Ma participation écrite au défi Inktober
Un dragon sommeille au fond de moi, à côté de la sorcière. Ils se partagent le même espace exigu.
La particularité de ce dragon, c’est que plus il vit dans un espace réduit et plus il grossit. Mais, il m’effraie tellement que, malgré moi, je l’enferme dans des boites toujours plus petites.
A chaque fois que mes émotions explosent et prennent le contrôle de mon corps, ce dragon est libéré. Il prend alors toute sa place. Majestueuse. Il s’étire. Il crache du feu. Il en a besoin. Il crache et hurle tout ce qui était bloqué au fond de lui. Tant pis s’il blesse des gens.
Dès que j’arrive à reprendre le contrôle, j’attrape ce dragon et l’enferme à triple tour tout au fond de mon cœur. Il me fait tellement honte, ce dragon.
Mais, chaque fois qu’il sort, il s’exprime d’une manière de plus en plus violente.
Une réflexion se fraye son chemin. Et si je le laissais s’exprimer un peu plus, ce dragon ? Peut-être qu’il n’exploserait pas à chaque fois ? Il ne peut pas avoir autant de flammes en réserves, de toute façon…
Petit à petit, je le laisse donc sortir.

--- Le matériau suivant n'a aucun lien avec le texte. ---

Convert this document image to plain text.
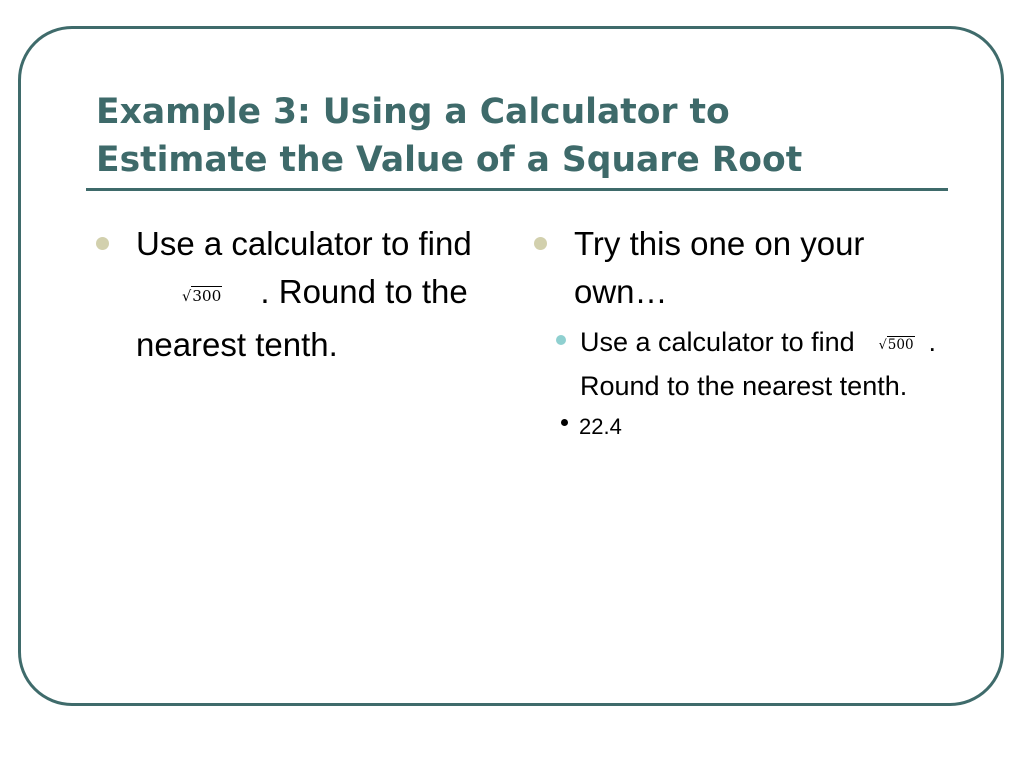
Example 3: Using a Calculator to
Estimate the Value of a Square Root

Use a calculator to find√300 . Round to the nearest tenth.

Try this one on your own…

Use a calculator to find √500 . Round to the nearest tenth.
22.4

Chaque sortie est périlleuse. Je m’accroche vaille que vaille à mes repères. Je l’observe.
Il souffle doucement son émotion, ce matin. Miracle. Personne n’est blessé. Personne ne m’en veut. Personne ne me hait. On dirait qu’il sait y faire, ce dragon, en fin de compte.
Cependant, je ne suis pas assez en confiance pour le laisser en liberté. Il retourne bien vite dans sa cage. Mais, sa cage s’est agrandie. Elle possède des barreaux. Je peux l’observer, désormais. La boîte verrouillée a été reléguée dans les souvenirs.
Ce dragon a accumulé la colère de mon enfance. Celle que je n’ai jamais pu exprimer, au risque de mourir. Je découvre que les flammes de ce dragon ont été le carburant de ma réussite et de ma survie. Il m’anime. Ce n’est pas un ennemi. Au contraire.
Ce n’est pas sur moi qu’il souffle ses flammes mais sur tout ce qui pourrait me faire du mal. Il m’aime.
Ce dragon, c’est moi.
Et soudain, j’apprends que je m’aime. Maladroitement. Pas suffisamment. Mais, quand même. Je m’aime.
Ce matin, je regarde ce dragon. Et je lui souris. Je sais que je vais réussir à l’apprivoiser tout comme il m’a déjà apprivoisée, il y a bien longtemps déjà.